146 LÖSEL/MÜLLER, Ungeliebte Brüder (wie Anm. 122), S. 94–98; Astrid VON SCHLACHTA, Die Täufer in Thüringen. Von wehrhaften Anfängen zur wehrlosen Gelassenheit (Beiträge zur Reformationsgeschichte in Thüringen, 10), Jena 2017; Paul WAPPLER (Hg.), Die Täuferbewegung in Thüringen von 1526–1584 (Beiträge zur neueren Geschichte Thüringens, 2), Jena 1913.

ULRICH HAHNEMANN DIE EINWOHNER VON FRANKENHAUSEN

Die Einwohner von Frankenhausen vor, im und nach dem Bauernkrieg 1525 Ende April 1525 erfasste der Bauernkrieg auch die im Norden Thüringens gelegene Stadt Frankenhausen.1 Die Mehrzahl der Einwohner der Stadt beteiligte sich an der Erhebung.
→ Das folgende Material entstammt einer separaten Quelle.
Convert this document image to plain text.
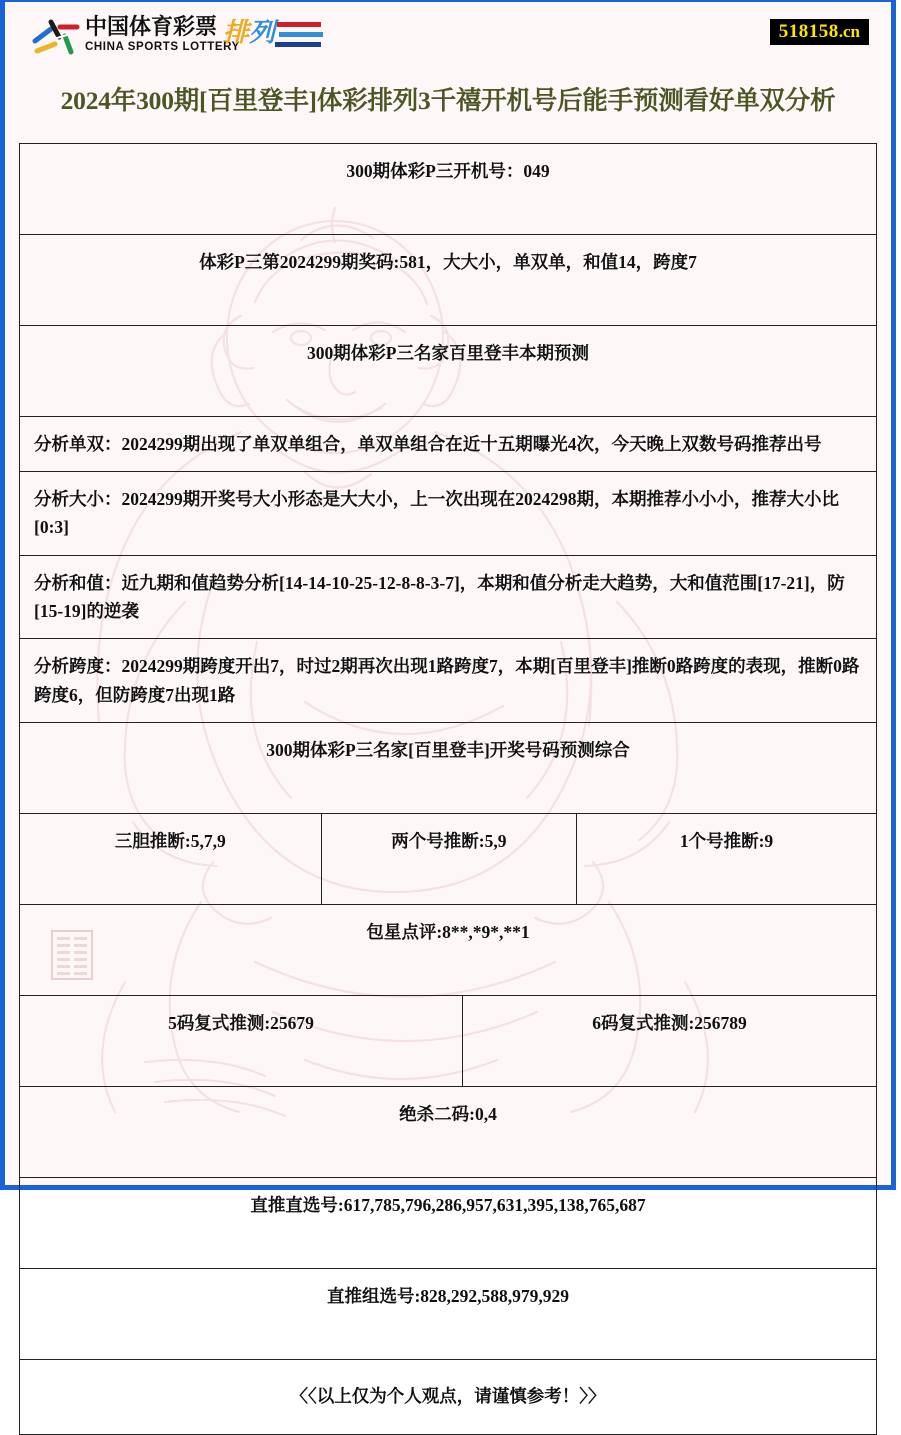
中国体育彩票
CHINA SPORTS LOTTERY
排 列	518158.cn
2024年300期[百里登丰]体彩排列3千禧开机号后能手预测看好单双分析
300期体彩P三开机号：049			

体彩P三第2024299期奖码:581，大大小，单双单，和值14，跨度7			

300期体彩P三名家百里登丰本期预测			

分析单双：2024299期出现了单双单组合，单双单组合在近十五期曝光4次，今天晚上双数号码推荐出号			

分析大小：2024299期开奖号大小形态是大大小，上一次出现在2024298期，本期推荐小小小，推荐大小比[0:3]			

分析和值：近九期和值趋势分析[14-14-10-25-12-8-8-3-7]，本期和值分析走大趋势，大和值范围[17-21]，防[15-19]的逆袭			

分析跨度：2024299期跨度开出7，时过2期再次出现1路跨度7，本期[百里登丰]推断0路跨度的表现，推断0路跨度6，但防跨度7出现1路			

300期体彩P三名家[百里登丰]开奖号码预测综合			

三胆推断:5,7,9	两个号推断:5,9		1个号推断:9

包星点评:8**,*9*,**1			

5码复式推测:25679		6码复式推测:256789	

绝杀二码:0,4			

直推直选号:617,785,796,286,957,631,395,138,765,687			

直推组选号:828,292,588,979,929			

〈〈以上仅为个人观点，请谨慎参考！〉〉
Diese richtete sich zunächst gegen den regierenden Rat und das sichtbare Zentrum der Landes- und Stadtherren, die Unterburg im Südosten des Stadtgebietes. Herren der Stadt als auch des Umlandes waren seit dem 14. Jahrhundert die Grafen von Schwarzburg.2 Zunächst pfandweise 1339, dann käuflich 1340 erwarben sie die Stadt und das darin befindliche Salzwerk von den Grafen von Beichlingen. Spätestens seit einem Vergleich 1358 mit den Schwarzburgern beanspruchte das Haus Wettin die Lehnshoheit über die Stadt und schließlich auch das Salzwerk.3 In der Leipziger Teilung 1485 zwischen den wettinischen Brüdern Kurfürst Ernst und Herzog Albrecht wurden Frankenhausen und die umliegenden Dörfer im Besitz der Schwarzburger der albertinischen Linie der Wettiner zugeschlagen.4 Mithin war 1525 Herzog Georg der Bärtige von Sachsen (1471–1539) Oberlehnsherr der Grafen von Schwarzburg für diese Gebiete. Seinen oberlehnsherrlichen Anspruch machte Herzog Georg nicht erst seit den Ereignissen und dem Verhalten der Schwarzburger im Bauernkrieg gegenüber diesen deutlich. Sein selbstbewusster Umgang mit der Stadt und ihren Bürgern wird nach der militärischen Auseinandersetzung vom 15. Mai 1525 abermals und in besonderer Weise deutlich.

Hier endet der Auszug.